Mais s’il s’agit de "revenir à son cœur", c’est-à-dire de placer son existence devant Dieu, il s’agit pour le cœur de trouver son axe, et non pas de se replier sur la jouissance intérieure de Dieu : "la vérité de la prière se vérifie surtout dans l’engagement d’une vie" (Neusch, Marcel, ibid., p. 187) :

"Hélas, ils sont nombreux ceux qui prient Dieu sans avoir le sentiment de Dieu, une pensée vraie sur Dieu ! Ils peuvent proférer le son d’une prière, mais pas la voix d’une prière, parce qu’il y manque la vie. Mais pour celui qui a une vie spirituelle, qui comprend son Dieu, qui sait par qui il a été libéré, qui sait très bien de quoi il a été libéré, cette vie elle-même, c’est la voix de sa prière… " (cité par M. Neusch, op. cit, p. 187).

La prière conduit chacun à la source intérieure, en sorte que s’étant abreuvée, sa vie devient elle-même une source.

"Donc, ayant bu ce précieux breuvage, la conscience purifiée se met à vivre et, continuant de puiser, elle possédera une source, mieux, elle-même deviendra une source." (Hom. sur l’Ev. de Jean, 32, 4).

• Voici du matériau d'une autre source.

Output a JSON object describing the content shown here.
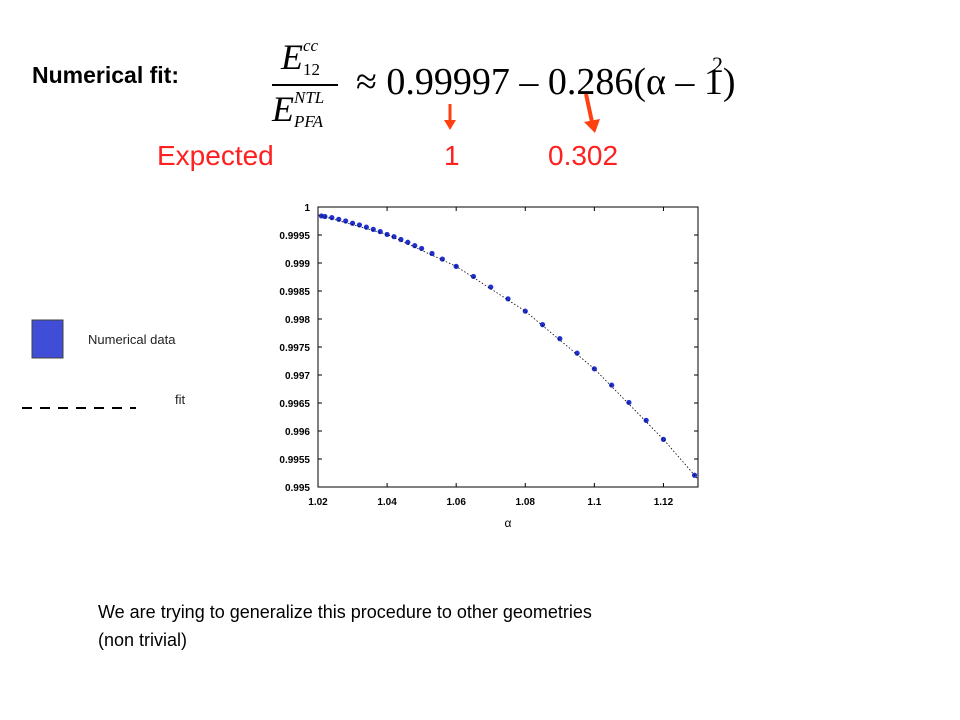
{
  "heading": "Numerical fit:",
  "formula": {
    "numerator": {
      "base": "E",
      "sub": "12",
      "sup": "cc"
    },
    "denominator": {
      "base": "E",
      "sub": "PFA",
      "sup": "NTL"
    },
    "rhs": "≈ 0.99997 – 0.286(α – 1)",
    "exponent": "2"
  },
  "expected": {
    "label": "Expected",
    "first": "1",
    "second": "0.302"
  },
  "footer": [
    "We are trying to generalize this procedure to other geometries",
    "(non trivial)"
  ],
  "chart_data": {
    "type": "scatter",
    "x_label": "α",
    "xlim": [
      1.02,
      1.13
    ],
    "xticks": [
      1.02,
      1.04,
      1.06,
      1.08,
      1.1,
      1.12
    ],
    "ylim": [
      0.995,
      1
    ],
    "yticks": [
      0.995,
      0.9955,
      0.996,
      0.9965,
      0.997,
      0.9975,
      0.998,
      0.9985,
      0.999,
      0.9995,
      1
    ],
    "series": [
      {
        "name": "Numerical data",
        "color": "#1f2fd0",
        "marker": "dot",
        "x": [
          1.021,
          1.022,
          1.024,
          1.026,
          1.028,
          1.03,
          1.032,
          1.034,
          1.036,
          1.038,
          1.04,
          1.042,
          1.044,
          1.046,
          1.048,
          1.05,
          1.053,
          1.056,
          1.06,
          1.065,
          1.07,
          1.075,
          1.08,
          1.085,
          1.09,
          1.095,
          1.1,
          1.105,
          1.11,
          1.115,
          1.12,
          1.129
        ],
        "values": [
          0.99984,
          0.99983,
          0.99981,
          0.99978,
          0.99975,
          0.99971,
          0.99968,
          0.99964,
          0.9996,
          0.99956,
          0.99951,
          0.99947,
          0.99942,
          0.99937,
          0.99931,
          0.99926,
          0.99917,
          0.99907,
          0.99894,
          0.99876,
          0.99857,
          0.99836,
          0.99814,
          0.9979,
          0.99765,
          0.99739,
          0.99711,
          0.99682,
          0.99651,
          0.99619,
          0.99585,
          0.99521
        ]
      },
      {
        "name": "fit",
        "color": "#000000",
        "marker": "dashed-line",
        "x": [
          1.02,
          1.04,
          1.06,
          1.08,
          1.1,
          1.12,
          1.13
        ],
        "values": [
          0.99986,
          0.99951,
          0.99894,
          0.99814,
          0.99711,
          0.99585,
          0.99514
        ]
      }
    ]
  }
}
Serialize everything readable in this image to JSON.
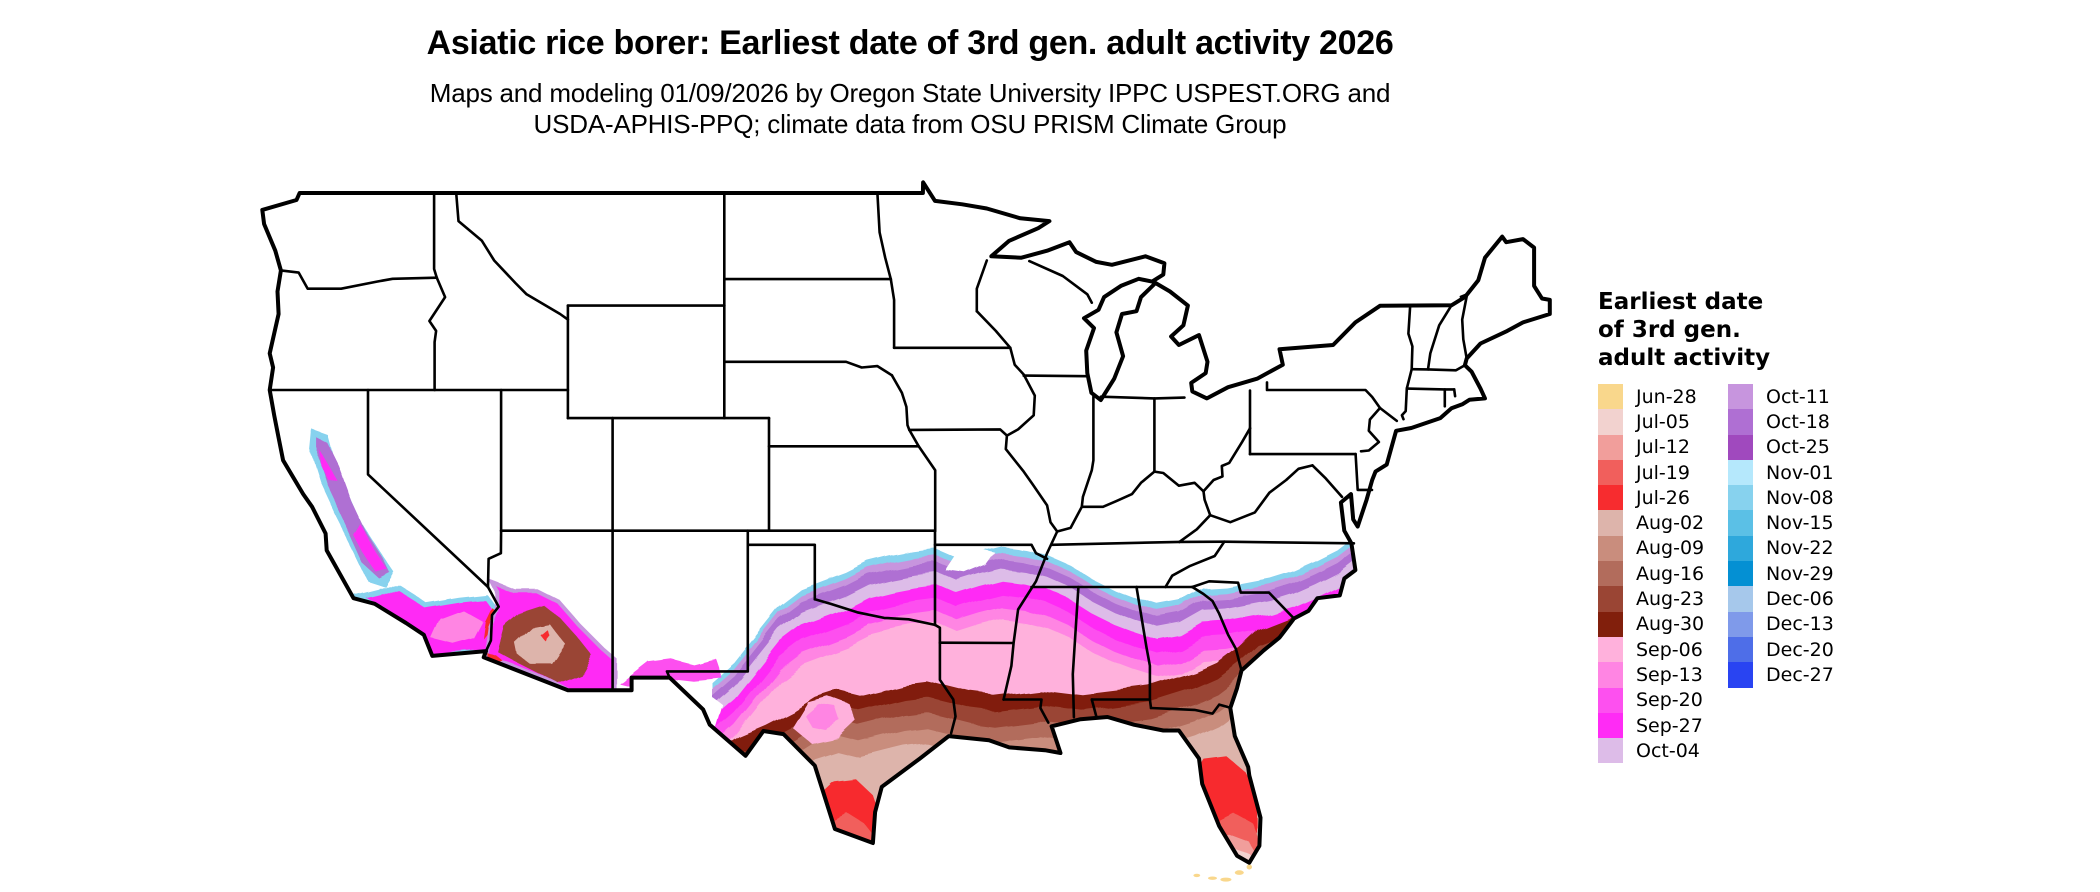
{
  "header": {
    "title": "Asiatic rice borer: Earliest date of 3rd gen. adult activity 2026",
    "subtitle_line1": "Maps and modeling 01/09/2026 by Oregon State University IPPC USPEST.ORG and",
    "subtitle_line2": "USDA-APHIS-PPQ; climate data from OSU PRISM Climate Group"
  },
  "legend": {
    "title_lines": [
      "Earliest date",
      "of 3rd gen.",
      "adult activity"
    ],
    "columns": [
      {
        "items": [
          {
            "label": "Jun-28",
            "color": "#F9D78C"
          },
          {
            "label": "Jul-05",
            "color": "#F2D2CF"
          },
          {
            "label": "Jul-12",
            "color": "#F19E9B"
          },
          {
            "label": "Jul-19",
            "color": "#F15F5C"
          },
          {
            "label": "Jul-26",
            "color": "#F72C2F"
          },
          {
            "label": "Aug-02",
            "color": "#DDB4AB"
          },
          {
            "label": "Aug-09",
            "color": "#C98D7D"
          },
          {
            "label": "Aug-16",
            "color": "#B26C5C"
          },
          {
            "label": "Aug-23",
            "color": "#9A4534"
          },
          {
            "label": "Aug-30",
            "color": "#811F0C"
          },
          {
            "label": "Sep-06",
            "color": "#FFB1DC"
          },
          {
            "label": "Sep-13",
            "color": "#FF85E3"
          },
          {
            "label": "Sep-20",
            "color": "#FD50EF"
          },
          {
            "label": "Sep-27",
            "color": "#FF2BF5"
          },
          {
            "label": "Oct-04",
            "color": "#DDBCE8"
          }
        ]
      },
      {
        "items": [
          {
            "label": "Oct-11",
            "color": "#C795DE"
          },
          {
            "label": "Oct-18",
            "color": "#AF6FD3"
          },
          {
            "label": "Oct-25",
            "color": "#A049BE"
          },
          {
            "label": "Nov-01",
            "color": "#B5E8FC"
          },
          {
            "label": "Nov-08",
            "color": "#87D2EE"
          },
          {
            "label": "Nov-15",
            "color": "#5BC0E6"
          },
          {
            "label": "Nov-22",
            "color": "#2EA8DC"
          },
          {
            "label": "Nov-29",
            "color": "#0490D3"
          },
          {
            "label": "Dec-06",
            "color": "#A6C8EB"
          },
          {
            "label": "Dec-13",
            "color": "#7F9AEA"
          },
          {
            "label": "Dec-20",
            "color": "#4E6EE8"
          },
          {
            "label": "Dec-27",
            "color": "#2944F2"
          }
        ]
      }
    ]
  },
  "map_style": {
    "background": "#FFFFFF",
    "state_border": "#000000"
  }
}
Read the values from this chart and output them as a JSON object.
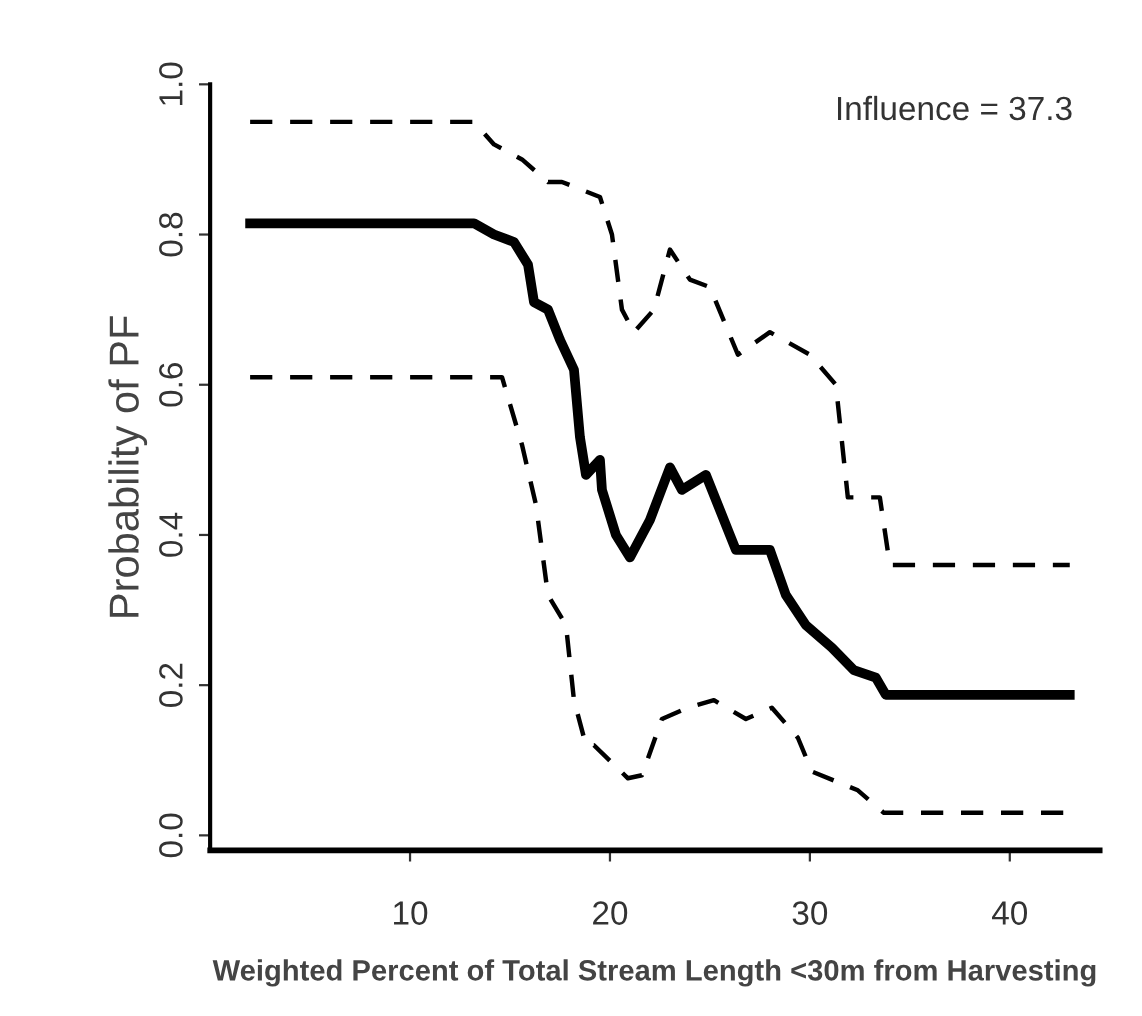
{
  "chart_data": {
    "type": "line",
    "xlabel": "Weighted Percent of Total Stream Length <30m from Harvesting",
    "ylabel": "Probability of PF",
    "annotations": [
      "Influence = 37.3"
    ],
    "xlim": [
      0,
      44.5
    ],
    "xticks": [
      10,
      20,
      30,
      40
    ],
    "ylim": [
      -0.02,
      1.0
    ],
    "yticks": [
      {
        "value": 0,
        "label": "0.0"
      },
      0.2,
      0.4,
      0.6,
      0.8,
      {
        "value": 1,
        "label": "1.0"
      }
    ],
    "grid": false,
    "legend": false,
    "marker": "none",
    "series": [
      {
        "color": "#000000",
        "line_style": "dashed",
        "x": [
          2,
          13.2,
          14.2,
          15.6,
          16.9,
          17.6,
          19.5,
          20.1,
          20.6,
          21.2,
          22.2,
          23,
          24,
          25,
          26.4,
          28,
          30,
          31.3,
          31.9,
          33.5,
          34,
          43
        ],
        "values": [
          0.95,
          0.95,
          0.92,
          0.9,
          0.87,
          0.87,
          0.85,
          0.8,
          0.7,
          0.67,
          0.7,
          0.78,
          0.74,
          0.73,
          0.64,
          0.67,
          0.64,
          0.6,
          0.45,
          0.45,
          0.36,
          0.36
        ]
      },
      {
        "color": "#000000",
        "line_style": "solid",
        "x": [
          2,
          13.2,
          14.2,
          15.2,
          15.9,
          16.2,
          16.9,
          17.5,
          18.2,
          18.5,
          18.8,
          19.5,
          19.6,
          20.3,
          21,
          22,
          23,
          23.6,
          24.8,
          26,
          26.3,
          28,
          28.8,
          29.8,
          31.1,
          32.2,
          33.3,
          33.8,
          43
        ],
        "values": [
          0.815,
          0.815,
          0.8,
          0.79,
          0.76,
          0.71,
          0.7,
          0.66,
          0.62,
          0.53,
          0.48,
          0.5,
          0.46,
          0.4,
          0.37,
          0.42,
          0.49,
          0.46,
          0.48,
          0.4,
          0.38,
          0.38,
          0.32,
          0.28,
          0.25,
          0.22,
          0.21,
          0.187,
          0.187
        ]
      },
      {
        "color": "#000000",
        "line_style": "dashed",
        "x": [
          2,
          14.6,
          15.6,
          16.3,
          16.9,
          17.8,
          18.2,
          18.8,
          19.2,
          20.9,
          21.6,
          22.6,
          23.9,
          25.2,
          26.8,
          28.1,
          29.4,
          30.1,
          32.4,
          33.7,
          43
        ],
        "values": [
          0.61,
          0.61,
          0.52,
          0.44,
          0.32,
          0.28,
          0.18,
          0.12,
          0.12,
          0.076,
          0.08,
          0.155,
          0.17,
          0.18,
          0.155,
          0.17,
          0.13,
          0.085,
          0.06,
          0.03,
          0.03
        ]
      }
    ]
  }
}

5) Les types de prière dans les Confessions

On peut rechercher chez Augustin, et dans les Confessions en particulier, les formes traditionnelles de prière que présente l’Eglise (cf. par exemple catéchisme de l’Eglise catholique). Mais en raison de la conception si essentielle et profonde de la prière, chez Augustin, qui n’hésite pas à maintes reprises à dire qu’il n’y a qu’une seule prière, il apparaît un peu difficile et souvent artificiel, de distinguer prière de supplication, prière d’action de grâces, prière de louange… grandes formes traditionnelles. On peut toutefois essayer un instant !

Prières de supplication

On en trouve de multiples exemples dans les Confessions, par exemple :

"Ah ! malheureux ! Seigneur , aie pitié de moi. [Ps 30, 10]
Ah ! malheureux ! voici mes blessures, je ne les cache pas
Tu es médecin, je suis malade ;
Tu es miséricorde, je suis misère.
N’est-elle pas une épreuve, la vie humaine sur la terre ! [Job 7, 1]..."

... en poursuivant jusqu’à la fin de cette prière, alors qu'Augustin supplie pour que Dieu lui donne la continence.

:

"Donne-toi à moi, mon Dieu, redonne-toi à moi.
Voici que j’aime, et si c’est peu, je veux aimer plus fort.
Je ne puis mesurer, afin de le savoir,
Combien me manque d’amour pour qu’il y en ait assez,
Et qu’ainsi ma vie coure à tes embrassements,
Sans qu’elle se détourne avant d’être abritée
Dans l’abri secret de ton visage.
Tout ce que je sais c’est que je vais mal sans toi,
Non seulement hors de moi mais aussi en moi-même,
Et que pour moi toute abondance qui n’est pas mon Dieu est indigence."

On voit avec cette prière du livre XIII qu’Augustin parvient à ne demander à Dieu que lui-même ; sa souffrance, son manque qui le fait crier vers Dieu est manque de Dieu, manque de cet amour infini qu’il ne peut pas recevoir en plénitude dans sa finitude d’homme, de créature. Ici nous comprenons mieux ce qu’Augustin voulait dire dans La Lettre à Proba quand il rappelait que la prière de demande est là pour nous apprendre à exprimer notre désir, pour le mieux connaître (cf. ci-dessus).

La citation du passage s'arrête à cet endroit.